Das explained that the MPC, with five of its six members in agreement, remains focused on “withdrawal of accommodation.” This approach aims to gradually align inflation to the target rate of 4%, while still fostering economic expansion. The current repo rate, the rate at which the RBI lends to commercial banks, has been stable since February’s increase, a move that ended a series of hikes initiated in May 2022 following the Russia-Ukraine conflict and its impact on global supply chains.
In terms of economic projections, Das provided an optimistic outlook for India’s real GDP growth. The forecast for the current fiscal year 2023-24 is pegged at 7%, with Q3 at 6.5% and Q4 at 6%. Real GDP growth for Q1 of 2024-25 is projected at 6.7%, for Q2 at 6.5% and for Q3 at 6.4%. The risks are evenly balanced.

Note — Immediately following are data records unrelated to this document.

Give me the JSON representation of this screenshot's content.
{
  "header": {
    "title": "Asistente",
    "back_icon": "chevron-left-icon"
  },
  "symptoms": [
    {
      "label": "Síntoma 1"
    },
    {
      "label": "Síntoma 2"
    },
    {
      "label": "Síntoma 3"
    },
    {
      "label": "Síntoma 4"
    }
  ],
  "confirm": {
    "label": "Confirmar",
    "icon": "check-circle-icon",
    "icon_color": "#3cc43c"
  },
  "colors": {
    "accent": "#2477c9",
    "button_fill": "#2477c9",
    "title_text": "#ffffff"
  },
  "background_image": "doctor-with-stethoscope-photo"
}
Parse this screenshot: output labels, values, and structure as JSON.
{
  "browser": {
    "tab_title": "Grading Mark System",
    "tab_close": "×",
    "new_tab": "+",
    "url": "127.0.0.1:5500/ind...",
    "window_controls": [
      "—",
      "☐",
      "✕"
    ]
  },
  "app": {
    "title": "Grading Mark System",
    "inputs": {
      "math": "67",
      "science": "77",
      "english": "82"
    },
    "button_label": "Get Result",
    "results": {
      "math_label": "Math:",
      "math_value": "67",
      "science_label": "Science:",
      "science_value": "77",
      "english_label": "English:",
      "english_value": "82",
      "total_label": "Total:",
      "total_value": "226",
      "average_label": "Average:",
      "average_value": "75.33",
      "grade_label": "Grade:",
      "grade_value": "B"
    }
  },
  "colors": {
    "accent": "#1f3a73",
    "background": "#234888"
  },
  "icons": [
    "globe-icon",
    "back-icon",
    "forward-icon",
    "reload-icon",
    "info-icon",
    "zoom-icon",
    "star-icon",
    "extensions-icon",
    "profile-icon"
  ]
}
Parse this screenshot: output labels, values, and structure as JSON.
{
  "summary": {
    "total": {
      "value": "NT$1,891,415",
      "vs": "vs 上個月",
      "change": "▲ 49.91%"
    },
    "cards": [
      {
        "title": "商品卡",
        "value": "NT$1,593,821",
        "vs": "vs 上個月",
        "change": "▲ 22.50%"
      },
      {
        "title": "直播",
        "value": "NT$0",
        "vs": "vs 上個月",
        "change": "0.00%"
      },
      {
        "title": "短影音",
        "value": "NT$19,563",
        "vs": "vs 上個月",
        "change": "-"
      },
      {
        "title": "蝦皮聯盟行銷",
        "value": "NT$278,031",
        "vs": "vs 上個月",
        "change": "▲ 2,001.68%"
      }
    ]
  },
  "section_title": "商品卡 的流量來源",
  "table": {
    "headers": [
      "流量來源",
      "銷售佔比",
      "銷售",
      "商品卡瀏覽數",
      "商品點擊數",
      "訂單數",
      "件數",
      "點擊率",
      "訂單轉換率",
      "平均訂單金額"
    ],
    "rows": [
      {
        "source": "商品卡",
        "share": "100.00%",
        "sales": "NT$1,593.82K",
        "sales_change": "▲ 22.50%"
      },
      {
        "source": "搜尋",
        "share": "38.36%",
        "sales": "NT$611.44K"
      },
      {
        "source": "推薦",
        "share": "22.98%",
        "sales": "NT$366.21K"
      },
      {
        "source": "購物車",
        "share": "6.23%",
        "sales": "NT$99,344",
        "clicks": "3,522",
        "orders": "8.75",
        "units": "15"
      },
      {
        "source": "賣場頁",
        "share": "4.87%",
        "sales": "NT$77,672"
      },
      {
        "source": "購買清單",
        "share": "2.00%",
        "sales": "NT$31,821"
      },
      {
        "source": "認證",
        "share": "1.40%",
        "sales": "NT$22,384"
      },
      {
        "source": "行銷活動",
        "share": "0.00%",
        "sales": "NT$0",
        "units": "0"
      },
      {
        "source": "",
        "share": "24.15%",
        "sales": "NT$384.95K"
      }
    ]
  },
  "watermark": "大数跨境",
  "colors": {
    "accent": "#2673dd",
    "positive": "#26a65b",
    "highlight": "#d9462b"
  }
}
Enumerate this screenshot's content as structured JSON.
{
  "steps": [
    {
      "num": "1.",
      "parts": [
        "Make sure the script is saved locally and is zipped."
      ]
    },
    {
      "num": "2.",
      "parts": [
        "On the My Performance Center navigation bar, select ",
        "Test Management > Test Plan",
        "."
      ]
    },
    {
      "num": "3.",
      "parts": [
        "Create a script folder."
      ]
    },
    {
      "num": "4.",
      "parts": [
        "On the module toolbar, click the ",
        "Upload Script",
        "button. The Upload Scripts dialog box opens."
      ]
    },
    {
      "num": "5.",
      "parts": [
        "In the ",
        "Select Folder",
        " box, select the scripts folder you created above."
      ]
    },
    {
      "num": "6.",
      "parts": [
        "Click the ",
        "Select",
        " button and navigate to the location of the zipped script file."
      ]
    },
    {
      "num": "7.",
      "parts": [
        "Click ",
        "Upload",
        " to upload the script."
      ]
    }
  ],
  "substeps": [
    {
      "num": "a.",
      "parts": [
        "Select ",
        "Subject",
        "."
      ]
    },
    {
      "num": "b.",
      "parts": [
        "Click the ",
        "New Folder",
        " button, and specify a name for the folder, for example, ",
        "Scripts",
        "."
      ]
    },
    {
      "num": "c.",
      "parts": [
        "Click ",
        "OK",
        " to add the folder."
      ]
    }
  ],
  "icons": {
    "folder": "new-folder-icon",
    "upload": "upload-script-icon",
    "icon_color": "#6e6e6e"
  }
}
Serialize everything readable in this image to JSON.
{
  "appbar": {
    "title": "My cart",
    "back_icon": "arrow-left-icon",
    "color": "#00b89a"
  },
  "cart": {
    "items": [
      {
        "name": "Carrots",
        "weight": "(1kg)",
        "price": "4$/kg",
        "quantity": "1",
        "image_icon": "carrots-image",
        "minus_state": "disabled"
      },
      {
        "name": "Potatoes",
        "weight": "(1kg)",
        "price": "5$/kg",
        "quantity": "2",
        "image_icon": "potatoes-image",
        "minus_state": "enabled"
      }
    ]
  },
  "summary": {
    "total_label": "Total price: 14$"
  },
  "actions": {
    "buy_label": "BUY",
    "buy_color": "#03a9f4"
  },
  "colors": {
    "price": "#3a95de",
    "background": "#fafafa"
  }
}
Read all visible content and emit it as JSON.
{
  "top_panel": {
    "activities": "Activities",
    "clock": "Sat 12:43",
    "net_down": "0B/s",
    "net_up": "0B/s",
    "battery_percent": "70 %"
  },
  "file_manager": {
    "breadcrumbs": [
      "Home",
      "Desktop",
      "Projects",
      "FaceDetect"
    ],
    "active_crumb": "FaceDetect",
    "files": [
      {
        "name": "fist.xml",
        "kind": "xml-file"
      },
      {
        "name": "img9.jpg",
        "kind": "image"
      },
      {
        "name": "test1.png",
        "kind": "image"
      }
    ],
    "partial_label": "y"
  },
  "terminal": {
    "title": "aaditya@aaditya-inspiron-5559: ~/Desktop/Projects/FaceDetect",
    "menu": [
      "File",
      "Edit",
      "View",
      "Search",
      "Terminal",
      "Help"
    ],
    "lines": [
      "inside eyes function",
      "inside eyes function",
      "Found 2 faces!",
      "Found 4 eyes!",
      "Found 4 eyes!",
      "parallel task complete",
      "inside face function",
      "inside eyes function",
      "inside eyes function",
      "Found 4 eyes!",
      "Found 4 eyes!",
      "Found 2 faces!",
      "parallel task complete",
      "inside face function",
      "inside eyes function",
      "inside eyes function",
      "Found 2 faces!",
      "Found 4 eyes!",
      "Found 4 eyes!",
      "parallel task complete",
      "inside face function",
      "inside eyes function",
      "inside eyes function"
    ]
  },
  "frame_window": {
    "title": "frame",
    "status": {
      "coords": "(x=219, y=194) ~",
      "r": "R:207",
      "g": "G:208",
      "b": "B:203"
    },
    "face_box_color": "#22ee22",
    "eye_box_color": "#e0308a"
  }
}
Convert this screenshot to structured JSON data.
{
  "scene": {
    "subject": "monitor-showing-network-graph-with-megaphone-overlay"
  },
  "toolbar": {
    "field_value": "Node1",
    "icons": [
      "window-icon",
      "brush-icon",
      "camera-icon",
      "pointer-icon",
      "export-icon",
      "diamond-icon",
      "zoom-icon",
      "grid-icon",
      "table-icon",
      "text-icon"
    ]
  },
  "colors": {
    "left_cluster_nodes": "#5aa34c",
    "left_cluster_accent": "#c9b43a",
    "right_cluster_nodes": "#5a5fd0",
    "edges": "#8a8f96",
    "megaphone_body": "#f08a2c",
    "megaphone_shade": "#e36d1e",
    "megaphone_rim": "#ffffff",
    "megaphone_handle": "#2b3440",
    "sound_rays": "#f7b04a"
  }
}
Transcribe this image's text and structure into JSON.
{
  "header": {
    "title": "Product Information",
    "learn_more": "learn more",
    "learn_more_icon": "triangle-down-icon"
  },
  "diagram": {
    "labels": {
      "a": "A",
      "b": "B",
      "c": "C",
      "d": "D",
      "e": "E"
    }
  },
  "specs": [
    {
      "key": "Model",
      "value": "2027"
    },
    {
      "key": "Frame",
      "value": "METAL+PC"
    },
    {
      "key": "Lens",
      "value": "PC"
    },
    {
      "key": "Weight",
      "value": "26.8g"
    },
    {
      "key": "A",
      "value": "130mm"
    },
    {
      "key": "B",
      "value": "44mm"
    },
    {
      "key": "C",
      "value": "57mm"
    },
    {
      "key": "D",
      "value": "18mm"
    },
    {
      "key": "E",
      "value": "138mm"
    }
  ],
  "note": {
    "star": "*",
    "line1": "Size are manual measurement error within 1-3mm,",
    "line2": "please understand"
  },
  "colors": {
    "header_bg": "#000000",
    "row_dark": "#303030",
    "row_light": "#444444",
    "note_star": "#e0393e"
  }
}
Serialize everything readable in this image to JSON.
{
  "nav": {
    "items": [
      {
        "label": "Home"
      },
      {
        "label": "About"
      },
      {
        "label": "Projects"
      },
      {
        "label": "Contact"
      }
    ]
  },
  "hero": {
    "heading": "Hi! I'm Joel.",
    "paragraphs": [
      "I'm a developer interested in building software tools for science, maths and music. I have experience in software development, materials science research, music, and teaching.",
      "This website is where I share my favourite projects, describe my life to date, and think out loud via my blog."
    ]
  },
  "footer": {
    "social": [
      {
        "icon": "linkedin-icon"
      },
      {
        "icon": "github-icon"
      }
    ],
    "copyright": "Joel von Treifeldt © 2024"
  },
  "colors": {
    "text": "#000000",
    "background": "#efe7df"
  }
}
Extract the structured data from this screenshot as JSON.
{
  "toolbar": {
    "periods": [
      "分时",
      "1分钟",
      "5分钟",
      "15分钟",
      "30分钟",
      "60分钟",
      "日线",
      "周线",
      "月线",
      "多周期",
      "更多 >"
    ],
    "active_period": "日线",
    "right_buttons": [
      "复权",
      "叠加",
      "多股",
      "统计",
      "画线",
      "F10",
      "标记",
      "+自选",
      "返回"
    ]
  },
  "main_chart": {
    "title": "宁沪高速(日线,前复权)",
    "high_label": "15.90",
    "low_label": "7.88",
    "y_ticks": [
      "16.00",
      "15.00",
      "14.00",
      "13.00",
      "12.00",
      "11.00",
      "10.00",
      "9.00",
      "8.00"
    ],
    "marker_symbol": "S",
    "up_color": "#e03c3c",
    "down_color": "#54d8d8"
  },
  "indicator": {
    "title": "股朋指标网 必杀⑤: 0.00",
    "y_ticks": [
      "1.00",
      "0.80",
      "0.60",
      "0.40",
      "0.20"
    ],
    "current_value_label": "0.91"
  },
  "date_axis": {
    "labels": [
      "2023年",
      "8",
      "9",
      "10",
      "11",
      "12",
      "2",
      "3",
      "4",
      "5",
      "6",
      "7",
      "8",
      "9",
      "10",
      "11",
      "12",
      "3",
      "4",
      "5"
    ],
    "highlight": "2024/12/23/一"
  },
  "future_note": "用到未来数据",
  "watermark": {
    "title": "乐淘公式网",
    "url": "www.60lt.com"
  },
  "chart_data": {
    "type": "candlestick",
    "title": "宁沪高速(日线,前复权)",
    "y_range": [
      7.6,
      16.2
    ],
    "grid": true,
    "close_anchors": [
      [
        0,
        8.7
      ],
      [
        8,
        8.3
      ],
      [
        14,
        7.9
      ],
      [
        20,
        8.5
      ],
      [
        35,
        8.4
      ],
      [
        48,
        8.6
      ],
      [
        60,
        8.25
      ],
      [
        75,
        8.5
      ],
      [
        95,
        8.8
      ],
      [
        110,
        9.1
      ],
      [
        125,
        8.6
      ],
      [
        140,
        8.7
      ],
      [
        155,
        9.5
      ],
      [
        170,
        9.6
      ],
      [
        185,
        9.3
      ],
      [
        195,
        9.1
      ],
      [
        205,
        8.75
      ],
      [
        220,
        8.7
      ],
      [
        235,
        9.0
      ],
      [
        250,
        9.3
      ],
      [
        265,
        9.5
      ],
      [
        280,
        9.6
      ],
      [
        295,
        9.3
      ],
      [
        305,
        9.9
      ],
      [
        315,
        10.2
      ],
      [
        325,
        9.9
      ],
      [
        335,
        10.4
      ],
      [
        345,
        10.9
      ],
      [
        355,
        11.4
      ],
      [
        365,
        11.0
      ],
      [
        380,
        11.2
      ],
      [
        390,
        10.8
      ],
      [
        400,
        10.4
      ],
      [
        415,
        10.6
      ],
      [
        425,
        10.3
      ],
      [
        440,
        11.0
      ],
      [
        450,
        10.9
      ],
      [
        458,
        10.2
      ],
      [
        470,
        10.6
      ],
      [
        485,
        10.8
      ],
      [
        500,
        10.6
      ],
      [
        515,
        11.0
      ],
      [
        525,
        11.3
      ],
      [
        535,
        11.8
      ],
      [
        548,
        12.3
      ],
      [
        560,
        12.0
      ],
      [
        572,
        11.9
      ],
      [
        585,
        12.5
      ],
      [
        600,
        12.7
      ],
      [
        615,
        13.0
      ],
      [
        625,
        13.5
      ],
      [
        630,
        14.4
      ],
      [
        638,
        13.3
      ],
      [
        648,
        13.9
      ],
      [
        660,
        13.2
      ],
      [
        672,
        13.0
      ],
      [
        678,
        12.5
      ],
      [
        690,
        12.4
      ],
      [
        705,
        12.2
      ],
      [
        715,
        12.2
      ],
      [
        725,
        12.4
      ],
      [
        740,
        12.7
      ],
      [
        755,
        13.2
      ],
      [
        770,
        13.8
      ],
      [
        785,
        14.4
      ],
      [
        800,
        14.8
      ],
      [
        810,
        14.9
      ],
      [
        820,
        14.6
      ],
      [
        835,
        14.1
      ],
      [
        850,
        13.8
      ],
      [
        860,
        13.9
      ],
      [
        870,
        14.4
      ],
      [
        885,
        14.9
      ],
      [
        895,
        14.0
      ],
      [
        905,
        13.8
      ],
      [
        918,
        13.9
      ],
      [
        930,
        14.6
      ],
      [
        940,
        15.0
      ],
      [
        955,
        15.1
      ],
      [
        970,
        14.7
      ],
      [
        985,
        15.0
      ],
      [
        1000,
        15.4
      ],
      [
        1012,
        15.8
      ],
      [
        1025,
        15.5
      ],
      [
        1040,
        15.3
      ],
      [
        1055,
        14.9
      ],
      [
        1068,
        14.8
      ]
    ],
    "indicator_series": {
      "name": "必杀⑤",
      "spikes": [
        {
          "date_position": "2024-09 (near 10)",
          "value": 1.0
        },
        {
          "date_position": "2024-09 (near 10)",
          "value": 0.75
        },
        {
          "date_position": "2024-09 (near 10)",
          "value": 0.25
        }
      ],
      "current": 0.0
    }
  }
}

On the inflation front, the RBI has retained its previous forecasts for the next few quarters. Inflation rates are expected to be 5.6% for October-December 2023, 5.2% for January-March 2024, and April-June 2024, followed by a decrease to 4.0% in July-September 2024, and then a slight rise to 4.7% in October-December 2024. These figures suggest a gradual alignment towards the targeted inflation rate.